Каторжная тюрьма на острове Мудьюг была организована интервентами летом 1918 года, когда английская губернская тюрьма, каменные подвалы таможни и другие застенки уже не вмещали арестованных.
С очередной партией смертников сюда попал и Юркин.
С тоской Проня оглядывал незнакомый остров.
Над островом сумрачное, неласковое, но такое родное северное небо! Чайки с тоскливым криком носятся в туманной пелене моросящего дождя. Видны дозорные вышки, крыши бараков. На южном конце острова чахлые деревья.
Шлюпка не могла подойти к берегу. Конвоиры приказали арестованным прыгать прямо в воду. Проня был моложе всех. Он первым выскочил из шлюпки и очутился по пояс в ледяной воде.
Выбравшись на сухое место, Проня почувствовал, что закоченел. Стараясь согреться, он топтался на месте, подпрыгивал, разминался. Все заключенные сбились в кучу, чтобы согреть друг друга. Бородатые конвоиры орали:
— Прекратить возню! За нарушение порядка — расстрел… Равняйсь! Шагом марш!..
Голодные, закоченевшие люди, еле передвигая ноги, направились в лагерь, обнесенный двумя рядами колючей проволоки.

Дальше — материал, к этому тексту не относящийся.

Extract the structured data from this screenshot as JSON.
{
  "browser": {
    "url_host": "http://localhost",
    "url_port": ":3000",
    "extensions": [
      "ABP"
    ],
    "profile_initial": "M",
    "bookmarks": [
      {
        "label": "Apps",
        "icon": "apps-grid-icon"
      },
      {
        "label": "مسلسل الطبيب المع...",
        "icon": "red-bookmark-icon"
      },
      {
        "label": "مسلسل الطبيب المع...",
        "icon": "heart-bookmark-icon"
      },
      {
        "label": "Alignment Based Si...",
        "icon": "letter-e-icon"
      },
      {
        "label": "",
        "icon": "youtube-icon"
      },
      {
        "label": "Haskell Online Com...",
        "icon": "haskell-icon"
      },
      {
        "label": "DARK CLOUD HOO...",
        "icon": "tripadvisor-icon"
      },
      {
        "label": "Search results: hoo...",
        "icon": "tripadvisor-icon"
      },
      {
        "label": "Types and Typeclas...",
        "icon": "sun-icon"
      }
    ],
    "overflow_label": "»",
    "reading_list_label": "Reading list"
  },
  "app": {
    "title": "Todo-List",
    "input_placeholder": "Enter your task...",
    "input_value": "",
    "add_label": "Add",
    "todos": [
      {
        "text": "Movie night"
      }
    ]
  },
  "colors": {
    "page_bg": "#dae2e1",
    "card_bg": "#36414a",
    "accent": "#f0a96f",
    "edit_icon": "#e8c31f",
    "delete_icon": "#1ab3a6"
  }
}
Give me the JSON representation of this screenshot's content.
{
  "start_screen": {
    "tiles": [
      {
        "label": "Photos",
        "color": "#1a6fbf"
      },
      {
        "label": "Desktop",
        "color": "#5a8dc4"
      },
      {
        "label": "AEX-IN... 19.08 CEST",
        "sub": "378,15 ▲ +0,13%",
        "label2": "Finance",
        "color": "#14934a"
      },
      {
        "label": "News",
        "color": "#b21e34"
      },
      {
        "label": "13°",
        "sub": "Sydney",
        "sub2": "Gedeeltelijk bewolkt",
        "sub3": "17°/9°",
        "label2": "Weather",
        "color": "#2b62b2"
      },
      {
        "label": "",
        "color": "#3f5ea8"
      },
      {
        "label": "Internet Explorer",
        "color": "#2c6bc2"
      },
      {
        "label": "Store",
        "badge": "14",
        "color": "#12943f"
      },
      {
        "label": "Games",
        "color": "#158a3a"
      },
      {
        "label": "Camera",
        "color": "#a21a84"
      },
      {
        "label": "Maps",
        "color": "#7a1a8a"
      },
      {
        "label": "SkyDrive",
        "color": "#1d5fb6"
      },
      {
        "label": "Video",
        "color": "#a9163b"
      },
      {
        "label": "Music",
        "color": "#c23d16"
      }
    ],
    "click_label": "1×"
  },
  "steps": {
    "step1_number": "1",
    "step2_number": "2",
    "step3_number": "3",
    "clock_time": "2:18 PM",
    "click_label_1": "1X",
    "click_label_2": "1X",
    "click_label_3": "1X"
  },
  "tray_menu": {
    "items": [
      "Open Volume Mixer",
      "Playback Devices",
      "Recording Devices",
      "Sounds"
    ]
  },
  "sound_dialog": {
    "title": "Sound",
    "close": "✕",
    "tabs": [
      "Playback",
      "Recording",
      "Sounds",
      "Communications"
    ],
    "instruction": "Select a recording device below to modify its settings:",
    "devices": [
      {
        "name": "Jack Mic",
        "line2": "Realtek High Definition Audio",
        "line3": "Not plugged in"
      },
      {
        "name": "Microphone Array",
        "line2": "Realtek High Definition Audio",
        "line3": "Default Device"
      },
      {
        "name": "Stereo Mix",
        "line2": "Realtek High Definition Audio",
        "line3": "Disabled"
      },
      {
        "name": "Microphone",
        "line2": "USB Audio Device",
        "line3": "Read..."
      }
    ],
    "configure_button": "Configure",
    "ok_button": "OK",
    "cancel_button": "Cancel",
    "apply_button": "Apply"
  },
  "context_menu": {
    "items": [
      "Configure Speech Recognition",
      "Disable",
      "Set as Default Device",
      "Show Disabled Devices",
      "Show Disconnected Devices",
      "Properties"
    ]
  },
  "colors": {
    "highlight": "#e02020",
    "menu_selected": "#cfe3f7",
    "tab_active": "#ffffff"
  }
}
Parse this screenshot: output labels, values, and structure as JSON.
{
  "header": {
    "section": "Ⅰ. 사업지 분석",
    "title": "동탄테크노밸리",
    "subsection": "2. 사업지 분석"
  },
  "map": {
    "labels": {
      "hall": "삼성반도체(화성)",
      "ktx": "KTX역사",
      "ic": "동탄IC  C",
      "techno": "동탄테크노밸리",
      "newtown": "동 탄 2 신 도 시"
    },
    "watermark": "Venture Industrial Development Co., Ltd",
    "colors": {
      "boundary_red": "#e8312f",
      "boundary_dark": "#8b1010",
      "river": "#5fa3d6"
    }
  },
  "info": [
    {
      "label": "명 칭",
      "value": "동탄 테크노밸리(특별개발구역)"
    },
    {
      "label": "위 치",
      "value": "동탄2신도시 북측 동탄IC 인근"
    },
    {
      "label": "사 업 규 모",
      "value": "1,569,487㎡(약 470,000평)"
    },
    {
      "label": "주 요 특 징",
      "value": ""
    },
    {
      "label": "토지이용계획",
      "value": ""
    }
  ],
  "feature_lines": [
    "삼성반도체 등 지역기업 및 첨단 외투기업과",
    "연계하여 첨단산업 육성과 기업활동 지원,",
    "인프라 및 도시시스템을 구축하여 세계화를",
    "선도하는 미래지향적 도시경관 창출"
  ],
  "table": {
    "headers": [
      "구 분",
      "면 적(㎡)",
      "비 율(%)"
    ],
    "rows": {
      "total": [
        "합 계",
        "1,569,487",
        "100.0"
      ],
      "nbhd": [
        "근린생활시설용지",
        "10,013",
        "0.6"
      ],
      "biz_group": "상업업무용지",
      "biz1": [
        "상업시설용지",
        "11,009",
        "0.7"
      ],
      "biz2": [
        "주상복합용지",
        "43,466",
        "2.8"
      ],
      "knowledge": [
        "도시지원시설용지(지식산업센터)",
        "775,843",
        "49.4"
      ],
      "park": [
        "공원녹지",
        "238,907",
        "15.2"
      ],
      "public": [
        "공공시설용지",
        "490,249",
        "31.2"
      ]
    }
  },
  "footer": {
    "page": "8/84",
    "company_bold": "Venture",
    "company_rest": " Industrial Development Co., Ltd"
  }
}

Потянулись жуткие дни каторжной жизни. Проня даже предполагать не мог, что ему доведется испытать такой ад. Выполняли бессмысленную и изнурительную работу. По всякому поводу заключенных безжалостно избивали, морили в карцере. Спали они на голых нарах — не разрешалось подстилать под себя ни травы, ни мха. Запрещалось даже разговаривать друг с другом.
Такие порядки установили интервенты. Затем охрана острова была передана белогвардейцам. В охрану подобрали тех, кто отличался особой жестокостью. Возглавлял этот лагерь бывший начальник сибирской каторжной тюрьмы палач Судаков, не расстававшийся с увесистой дубинкой.